USTelecom painted a positive picture of U.S. wireline broadband availability. "As of mid-2016, 96 percent of Americans had at least one wired broadband network platform available to them, and 84 percent had at least two wired options," said a report Friday analyzing FCC data. It said 65 percent of households had access to at least two wired 10/1 Mbps service options, and 49 percent had access to at least two 25/3 Mbps service options -- those data speeds are FCC broadband definitions, in effect, for rural areas and urban/suburban areas, respectively. "The increasingly competitive state of broadband availability is the result of substantial capital investments by broadband providers in a dynamic, evolving market," said a release.
The proposed final judgment on DirecTV's coordinating with Charter Communications, Cox Communications and AT&T in those MVPDs' negotiations with SportsNet LA is effective and an appropriate remedy for the antitrust claims, the DOJ said in a comment published Friday in the Federal Register. DOJ also said it will ask U.S. District Court in Los Angeles for entry of the proposed final judgment. It said it received one comment on the proposed final judgment by the June 13 deadline, with the commenter urging a separate lawsuit against Time Warner Cable, owner of the Dodgers Channel and now part of Charter. DOJ said the comment sought relief beyond that included in the proposed final judgment, such as requiring DirecTV carry Dodgers games, but the agency said no additional relief is needed to prevent DirecTV from information-sharing agreements like the one alleged in the 2016 antitrust suit (see 1611040035). Under the proposed settlement, AT&T won't directly or indirectly communicate or seek competitively sensitive information from any MVPD, except for a lawful purpose (see 1703240005). DirecTV's now-owner AT&T didn't comment.
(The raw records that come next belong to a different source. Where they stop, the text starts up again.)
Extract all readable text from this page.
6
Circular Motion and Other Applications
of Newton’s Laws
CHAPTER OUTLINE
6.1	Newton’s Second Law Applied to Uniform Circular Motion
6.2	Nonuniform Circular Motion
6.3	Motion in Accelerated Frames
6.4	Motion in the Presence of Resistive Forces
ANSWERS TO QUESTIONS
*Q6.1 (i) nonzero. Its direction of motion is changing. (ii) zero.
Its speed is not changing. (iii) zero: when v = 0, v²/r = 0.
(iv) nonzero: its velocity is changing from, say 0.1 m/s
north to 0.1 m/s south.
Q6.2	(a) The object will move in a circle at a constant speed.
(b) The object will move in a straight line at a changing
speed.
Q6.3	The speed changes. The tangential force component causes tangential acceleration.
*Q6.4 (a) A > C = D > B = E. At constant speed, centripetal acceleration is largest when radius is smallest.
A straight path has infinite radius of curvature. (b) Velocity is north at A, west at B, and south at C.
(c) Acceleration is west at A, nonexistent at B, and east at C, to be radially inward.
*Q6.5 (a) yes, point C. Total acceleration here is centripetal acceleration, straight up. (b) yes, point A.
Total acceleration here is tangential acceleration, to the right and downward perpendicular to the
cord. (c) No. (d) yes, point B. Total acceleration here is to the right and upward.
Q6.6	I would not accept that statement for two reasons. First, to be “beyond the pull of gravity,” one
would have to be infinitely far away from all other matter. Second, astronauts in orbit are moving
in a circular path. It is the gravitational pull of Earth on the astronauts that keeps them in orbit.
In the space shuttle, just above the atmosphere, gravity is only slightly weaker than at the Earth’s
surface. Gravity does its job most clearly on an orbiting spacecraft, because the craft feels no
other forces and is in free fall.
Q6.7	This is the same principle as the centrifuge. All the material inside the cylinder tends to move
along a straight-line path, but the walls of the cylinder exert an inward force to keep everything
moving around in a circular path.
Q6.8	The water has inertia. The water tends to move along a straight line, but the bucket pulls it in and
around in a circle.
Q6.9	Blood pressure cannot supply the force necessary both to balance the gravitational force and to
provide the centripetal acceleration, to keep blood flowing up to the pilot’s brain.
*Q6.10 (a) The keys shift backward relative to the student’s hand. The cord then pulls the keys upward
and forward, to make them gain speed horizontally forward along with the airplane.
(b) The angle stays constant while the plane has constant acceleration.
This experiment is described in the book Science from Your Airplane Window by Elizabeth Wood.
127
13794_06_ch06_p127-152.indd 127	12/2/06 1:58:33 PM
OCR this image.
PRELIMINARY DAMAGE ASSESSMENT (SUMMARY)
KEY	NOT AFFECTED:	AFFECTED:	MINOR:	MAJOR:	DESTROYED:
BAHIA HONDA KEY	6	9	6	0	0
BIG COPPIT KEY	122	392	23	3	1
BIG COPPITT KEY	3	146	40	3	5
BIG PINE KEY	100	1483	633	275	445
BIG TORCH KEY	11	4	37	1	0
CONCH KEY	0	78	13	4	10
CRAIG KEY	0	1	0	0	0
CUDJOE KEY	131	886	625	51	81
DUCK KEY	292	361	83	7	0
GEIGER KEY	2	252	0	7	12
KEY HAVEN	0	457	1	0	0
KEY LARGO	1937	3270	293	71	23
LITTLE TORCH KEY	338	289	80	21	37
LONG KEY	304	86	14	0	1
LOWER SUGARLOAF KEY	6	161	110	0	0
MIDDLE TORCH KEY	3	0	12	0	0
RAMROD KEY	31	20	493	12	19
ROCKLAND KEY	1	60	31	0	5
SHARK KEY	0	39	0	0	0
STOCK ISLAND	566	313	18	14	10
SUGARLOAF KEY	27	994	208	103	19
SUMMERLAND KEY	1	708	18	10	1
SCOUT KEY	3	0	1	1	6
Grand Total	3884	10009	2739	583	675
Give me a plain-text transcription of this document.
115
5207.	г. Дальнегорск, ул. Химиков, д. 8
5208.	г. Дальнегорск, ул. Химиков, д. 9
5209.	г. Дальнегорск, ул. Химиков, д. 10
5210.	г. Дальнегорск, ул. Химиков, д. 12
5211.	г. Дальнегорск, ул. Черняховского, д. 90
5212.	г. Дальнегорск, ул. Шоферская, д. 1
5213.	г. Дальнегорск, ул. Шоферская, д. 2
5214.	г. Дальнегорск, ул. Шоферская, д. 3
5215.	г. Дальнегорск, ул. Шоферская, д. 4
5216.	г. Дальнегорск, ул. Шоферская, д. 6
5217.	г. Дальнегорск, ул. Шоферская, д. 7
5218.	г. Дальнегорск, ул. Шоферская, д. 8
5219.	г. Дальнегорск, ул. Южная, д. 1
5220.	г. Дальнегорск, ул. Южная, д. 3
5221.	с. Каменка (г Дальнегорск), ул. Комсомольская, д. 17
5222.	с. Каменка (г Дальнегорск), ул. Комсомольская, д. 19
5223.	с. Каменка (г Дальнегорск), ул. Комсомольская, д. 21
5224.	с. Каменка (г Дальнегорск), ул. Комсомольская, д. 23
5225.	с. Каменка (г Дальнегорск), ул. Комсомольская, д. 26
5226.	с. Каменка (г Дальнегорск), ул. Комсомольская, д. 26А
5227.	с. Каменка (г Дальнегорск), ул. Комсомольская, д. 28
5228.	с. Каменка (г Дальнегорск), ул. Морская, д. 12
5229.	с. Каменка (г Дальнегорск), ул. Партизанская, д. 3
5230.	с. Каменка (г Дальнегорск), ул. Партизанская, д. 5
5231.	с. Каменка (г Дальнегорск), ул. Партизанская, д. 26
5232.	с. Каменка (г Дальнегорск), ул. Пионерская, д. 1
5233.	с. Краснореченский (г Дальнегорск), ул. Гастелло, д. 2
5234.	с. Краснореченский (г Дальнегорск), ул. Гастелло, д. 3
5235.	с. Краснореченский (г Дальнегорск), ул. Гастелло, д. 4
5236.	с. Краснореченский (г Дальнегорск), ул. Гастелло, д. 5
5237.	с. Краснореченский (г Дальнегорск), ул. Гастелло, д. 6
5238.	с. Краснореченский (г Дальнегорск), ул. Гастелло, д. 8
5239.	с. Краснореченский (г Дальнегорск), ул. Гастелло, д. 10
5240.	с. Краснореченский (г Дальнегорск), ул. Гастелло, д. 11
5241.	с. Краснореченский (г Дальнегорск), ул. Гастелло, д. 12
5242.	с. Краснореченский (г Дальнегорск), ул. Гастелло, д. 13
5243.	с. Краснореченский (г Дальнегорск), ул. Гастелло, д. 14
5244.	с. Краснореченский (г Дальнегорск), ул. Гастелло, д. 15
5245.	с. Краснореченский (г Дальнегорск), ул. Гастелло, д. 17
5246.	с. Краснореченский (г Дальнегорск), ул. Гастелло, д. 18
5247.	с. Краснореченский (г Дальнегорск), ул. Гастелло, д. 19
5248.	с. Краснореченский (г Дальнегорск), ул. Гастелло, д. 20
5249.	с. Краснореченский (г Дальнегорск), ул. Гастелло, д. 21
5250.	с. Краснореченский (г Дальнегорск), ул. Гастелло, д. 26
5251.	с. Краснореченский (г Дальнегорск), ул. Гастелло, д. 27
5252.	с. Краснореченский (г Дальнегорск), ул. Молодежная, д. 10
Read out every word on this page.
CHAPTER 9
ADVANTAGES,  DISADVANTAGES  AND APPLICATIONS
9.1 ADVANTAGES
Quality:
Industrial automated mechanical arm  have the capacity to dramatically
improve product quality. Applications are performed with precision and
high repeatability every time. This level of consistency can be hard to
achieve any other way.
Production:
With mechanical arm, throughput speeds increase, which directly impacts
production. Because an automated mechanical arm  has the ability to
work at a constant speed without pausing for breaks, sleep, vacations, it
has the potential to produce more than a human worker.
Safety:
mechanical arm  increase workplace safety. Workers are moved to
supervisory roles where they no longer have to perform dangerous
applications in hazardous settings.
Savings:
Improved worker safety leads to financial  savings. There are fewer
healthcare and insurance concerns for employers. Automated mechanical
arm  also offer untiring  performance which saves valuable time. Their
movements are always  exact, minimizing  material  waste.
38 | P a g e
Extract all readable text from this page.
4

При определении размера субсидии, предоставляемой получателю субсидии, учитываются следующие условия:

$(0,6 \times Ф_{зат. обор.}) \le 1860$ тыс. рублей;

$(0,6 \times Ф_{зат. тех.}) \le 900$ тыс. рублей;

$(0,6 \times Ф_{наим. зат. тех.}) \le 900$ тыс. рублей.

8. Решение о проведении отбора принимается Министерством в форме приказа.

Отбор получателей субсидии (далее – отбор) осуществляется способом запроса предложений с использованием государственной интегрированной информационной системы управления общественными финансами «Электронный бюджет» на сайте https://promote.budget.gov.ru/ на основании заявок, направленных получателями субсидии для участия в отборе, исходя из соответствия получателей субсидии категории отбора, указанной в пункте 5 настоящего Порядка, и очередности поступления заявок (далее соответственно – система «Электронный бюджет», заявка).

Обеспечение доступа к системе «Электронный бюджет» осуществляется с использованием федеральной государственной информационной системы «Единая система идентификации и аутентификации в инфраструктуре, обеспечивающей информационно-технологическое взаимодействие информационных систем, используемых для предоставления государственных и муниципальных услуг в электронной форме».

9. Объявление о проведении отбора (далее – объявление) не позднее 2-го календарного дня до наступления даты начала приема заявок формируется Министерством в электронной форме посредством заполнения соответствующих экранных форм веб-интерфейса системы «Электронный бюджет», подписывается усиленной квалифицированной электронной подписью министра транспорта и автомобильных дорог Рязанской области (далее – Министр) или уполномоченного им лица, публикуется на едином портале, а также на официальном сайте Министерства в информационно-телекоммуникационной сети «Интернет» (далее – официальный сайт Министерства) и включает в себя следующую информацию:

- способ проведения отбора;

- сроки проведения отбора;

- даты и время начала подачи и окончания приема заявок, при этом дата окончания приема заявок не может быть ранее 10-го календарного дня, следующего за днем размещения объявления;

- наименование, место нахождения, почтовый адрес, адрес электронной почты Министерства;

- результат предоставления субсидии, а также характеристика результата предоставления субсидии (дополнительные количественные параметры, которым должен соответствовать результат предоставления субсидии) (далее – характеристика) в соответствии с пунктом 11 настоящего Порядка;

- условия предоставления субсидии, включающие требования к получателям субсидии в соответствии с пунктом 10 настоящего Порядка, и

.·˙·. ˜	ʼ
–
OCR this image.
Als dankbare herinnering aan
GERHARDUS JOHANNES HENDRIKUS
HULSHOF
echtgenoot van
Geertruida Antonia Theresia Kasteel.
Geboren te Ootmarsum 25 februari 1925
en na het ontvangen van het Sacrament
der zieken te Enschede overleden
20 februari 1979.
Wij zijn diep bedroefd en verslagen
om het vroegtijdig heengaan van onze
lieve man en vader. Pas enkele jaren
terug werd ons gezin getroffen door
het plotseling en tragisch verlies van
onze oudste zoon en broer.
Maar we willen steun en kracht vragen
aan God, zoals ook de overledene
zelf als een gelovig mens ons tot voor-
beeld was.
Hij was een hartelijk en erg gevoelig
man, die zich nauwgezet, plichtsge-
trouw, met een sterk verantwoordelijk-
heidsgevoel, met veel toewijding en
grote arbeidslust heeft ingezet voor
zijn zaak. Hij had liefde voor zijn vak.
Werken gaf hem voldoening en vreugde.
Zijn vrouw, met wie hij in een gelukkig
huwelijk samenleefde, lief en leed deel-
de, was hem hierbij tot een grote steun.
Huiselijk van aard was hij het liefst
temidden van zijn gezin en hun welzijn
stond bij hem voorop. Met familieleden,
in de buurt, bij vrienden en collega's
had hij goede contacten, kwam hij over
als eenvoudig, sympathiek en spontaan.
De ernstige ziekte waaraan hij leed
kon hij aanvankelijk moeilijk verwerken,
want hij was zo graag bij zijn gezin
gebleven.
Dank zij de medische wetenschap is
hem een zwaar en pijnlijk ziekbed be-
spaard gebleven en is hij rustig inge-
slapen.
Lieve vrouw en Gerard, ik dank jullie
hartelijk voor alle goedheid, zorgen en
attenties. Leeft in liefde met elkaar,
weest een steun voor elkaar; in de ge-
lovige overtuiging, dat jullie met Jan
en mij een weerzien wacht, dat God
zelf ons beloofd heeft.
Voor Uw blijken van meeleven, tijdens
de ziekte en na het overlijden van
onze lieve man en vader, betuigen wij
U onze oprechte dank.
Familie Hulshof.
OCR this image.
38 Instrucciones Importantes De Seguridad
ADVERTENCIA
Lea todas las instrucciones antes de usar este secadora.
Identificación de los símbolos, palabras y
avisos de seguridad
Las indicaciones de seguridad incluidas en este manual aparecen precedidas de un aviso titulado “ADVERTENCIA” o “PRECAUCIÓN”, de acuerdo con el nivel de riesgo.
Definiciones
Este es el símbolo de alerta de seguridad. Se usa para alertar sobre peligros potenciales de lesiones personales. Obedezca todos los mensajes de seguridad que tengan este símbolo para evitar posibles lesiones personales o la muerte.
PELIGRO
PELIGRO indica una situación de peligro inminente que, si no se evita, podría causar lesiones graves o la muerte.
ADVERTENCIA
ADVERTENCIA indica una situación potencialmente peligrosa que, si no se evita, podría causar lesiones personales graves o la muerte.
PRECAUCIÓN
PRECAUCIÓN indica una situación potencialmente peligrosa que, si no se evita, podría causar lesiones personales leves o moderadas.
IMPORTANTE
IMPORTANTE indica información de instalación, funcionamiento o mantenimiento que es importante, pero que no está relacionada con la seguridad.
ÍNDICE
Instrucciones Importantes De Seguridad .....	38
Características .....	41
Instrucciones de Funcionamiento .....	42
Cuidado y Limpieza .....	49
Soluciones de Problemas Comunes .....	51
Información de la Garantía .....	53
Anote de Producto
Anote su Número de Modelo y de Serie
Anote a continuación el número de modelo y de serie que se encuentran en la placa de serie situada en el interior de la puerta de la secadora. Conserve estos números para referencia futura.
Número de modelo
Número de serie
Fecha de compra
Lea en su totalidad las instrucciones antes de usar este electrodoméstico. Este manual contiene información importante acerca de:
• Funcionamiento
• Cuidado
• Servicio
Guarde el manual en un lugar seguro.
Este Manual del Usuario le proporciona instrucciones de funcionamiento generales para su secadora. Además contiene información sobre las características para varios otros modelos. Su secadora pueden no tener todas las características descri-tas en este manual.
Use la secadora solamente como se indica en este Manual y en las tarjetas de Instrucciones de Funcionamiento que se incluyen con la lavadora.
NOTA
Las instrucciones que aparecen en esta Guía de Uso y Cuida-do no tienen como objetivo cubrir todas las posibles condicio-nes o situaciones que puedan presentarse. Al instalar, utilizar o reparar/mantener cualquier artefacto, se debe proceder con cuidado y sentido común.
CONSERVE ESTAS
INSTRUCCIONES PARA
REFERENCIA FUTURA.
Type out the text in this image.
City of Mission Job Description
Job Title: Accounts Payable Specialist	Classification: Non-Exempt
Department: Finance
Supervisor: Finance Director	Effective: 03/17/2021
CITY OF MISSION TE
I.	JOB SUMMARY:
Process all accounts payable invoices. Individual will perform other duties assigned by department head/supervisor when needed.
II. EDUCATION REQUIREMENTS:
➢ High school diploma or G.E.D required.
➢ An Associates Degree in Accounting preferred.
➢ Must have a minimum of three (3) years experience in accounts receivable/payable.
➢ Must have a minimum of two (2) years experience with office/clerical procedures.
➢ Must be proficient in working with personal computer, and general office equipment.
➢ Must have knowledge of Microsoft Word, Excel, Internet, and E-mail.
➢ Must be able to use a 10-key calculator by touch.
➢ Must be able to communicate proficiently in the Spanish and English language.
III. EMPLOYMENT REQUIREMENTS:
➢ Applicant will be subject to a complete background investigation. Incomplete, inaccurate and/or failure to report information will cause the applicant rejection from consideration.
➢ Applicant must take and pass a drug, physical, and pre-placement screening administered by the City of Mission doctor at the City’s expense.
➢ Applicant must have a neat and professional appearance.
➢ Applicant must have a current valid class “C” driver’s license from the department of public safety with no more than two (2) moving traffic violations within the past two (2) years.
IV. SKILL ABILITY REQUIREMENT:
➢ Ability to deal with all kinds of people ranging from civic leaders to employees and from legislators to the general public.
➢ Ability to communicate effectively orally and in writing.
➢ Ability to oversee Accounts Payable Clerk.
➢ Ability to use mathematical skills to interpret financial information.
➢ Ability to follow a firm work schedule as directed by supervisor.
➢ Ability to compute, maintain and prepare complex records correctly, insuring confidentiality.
The FCC's net neutrality proceeding gets huge media attention, but consumers are far more interested in unwanted calls and service problems, judging by consumer complaint data, Georgetown University adjunct professor-communication, culture and technology Adonis Hoffman wrote in summer issue of his Inside the FCC journal. Between Jan. 1 and June 12, consumers filed more than twice as many service availability complaints, more than eight times as many billing complaints and more than 23 times as many complaints about unwanted calls as about open internet, he said. In most months, net neutrality accounts for about 1 to 3 percent of all complaints received by the FCC, said Hoffman, who heads a policy consulting firm.
The Public Safety Bureau Thursday encouraged service providers to implement Signaling System 7 security countermeasures recommended by the FCC’s Communications Security, Reliability and Interoperability Council. “SS7 supports fixed and mobile service providers in processing and routing calls and text messages between networks, enabling fixed and mobile networks to connect, and providing call session information such as Caller ID and billing data for circuit switched infrastructure,” said a public notice. “Over the last several years, numerous research findings and media reports call attention to security vulnerabilities present within SS7 networks.”